Support is checking in today at 336300 and 333200 and resistance at 340800 and 342000.
*French PMI misses expectations and decelerates m/m to 49.0 vs 53.7 Forecasted and 52.4 previous
*Eurozone PMI misses expectation decelerating m/m to 51.7 vs 52.9 forecasted and 51.8 previous
*US Futures indicating a lower open led by the Small Cap Russell 2000 Index -0.88%
*Europe lower across the board, led by Germany -1.08%; France -1.09%; Italy -1.25%; and Spain -1.12%
*Asian Equites largely higher across the board with the Shanghai Index +0.50%
Top Market Movers Overnight
*Following an attempted break to higher levels from the “hawkish” Fed Minutes release, the 10yr yield has slumped back 10bps to 0.62%
*Treasuries catching a bid on a “risk-off” morning in Global Macro Markets
*OPINION: We’ll continue to trade Treasuries with a “Bullish Bias” until our quant signals suggest otherwise – NOT A BUY RECOMMENDATION FOR TODAY
*Our range analysis suggest covering some treasury exposure today as we’re now immediately triggering “overbought”
*Gaining some fervor overnight off of the weak European PMI data and a flight to safety bid off of a weaker US Equity Open
*We contend there’s a small window for the dollar to rally, however it shouldn’t get too far.
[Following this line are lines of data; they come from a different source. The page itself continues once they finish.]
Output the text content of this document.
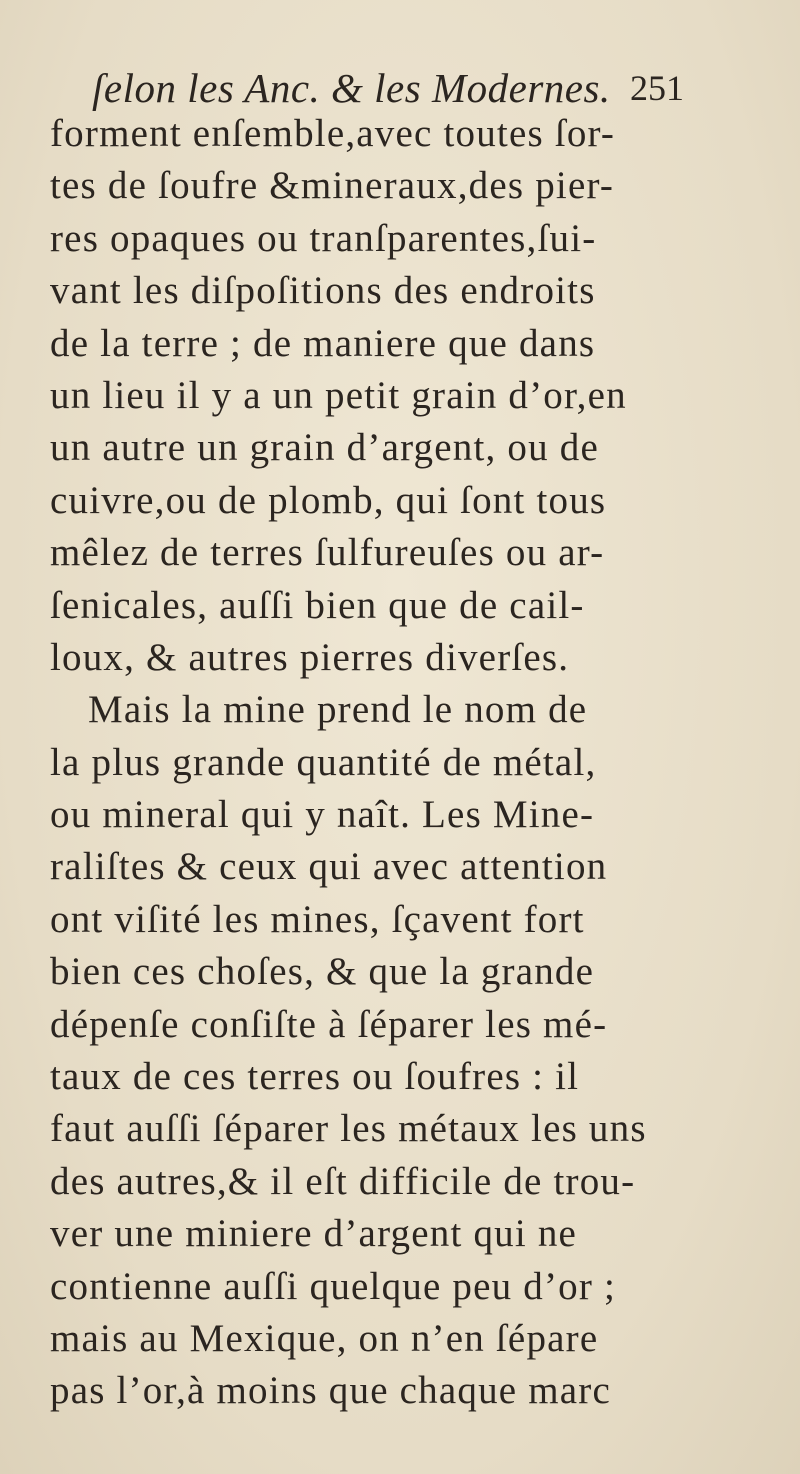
ſelon les Anc. & les Modernes. 251
forment enſemble,avec toutes ſor-
tes de ſoufre &mineraux,des pier-
res opaques ou tranſparentes,ſui-
vant les diſpoſitions des endroits
de la terre ; de maniere que dans
un lieu il y a un petit grain d’or,en
un autre un grain d’argent, ou de
cuivre,ou de plomb, qui ſont tous
mêlez de terres ſulfureuſes ou ar-
ſenicales, auſſi bien que de cail-
loux, & autres pierres diverſes.
Mais la mine prend le nom de
la plus grande quantité de métal,
ou mineral qui y naît. Les Mine-
raliſtes & ceux qui avec attention
ont viſité les mines, ſçavent fort
bien ces choſes, & que la grande
dépenſe conſiſte à ſéparer les mé-
taux de ces terres ou ſoufres : il
faut auſſi ſéparer les métaux les uns
des autres,& il eſt difficile de trou-
ver une miniere d’argent qui ne
contienne auſſi quelque peu d’or ;
mais au Mexique, on n’en ſépare
pas l’or,à moins que chaque marc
Upside to 93.90 in our model
*We remain BEARISH OF THE USD
*Trading lower overnight, retesting some immediate-term trend support at 1915.00 in our model with downside to potentially 1895.00
*Held back by a stronger USD, and a general “risk-off” outlook headed into the day
*OPINION: Gold is in the “Buy to Accumulate” Zone in and around the 1915-1895 level
*Gold remains BULLISH trend on all time frames coupled with BULLISH momentum, but momentum appears to be turning “Neutral”*We largely expect a range bound trade between 1874-2010 until bullish fundamentals reassert themselves.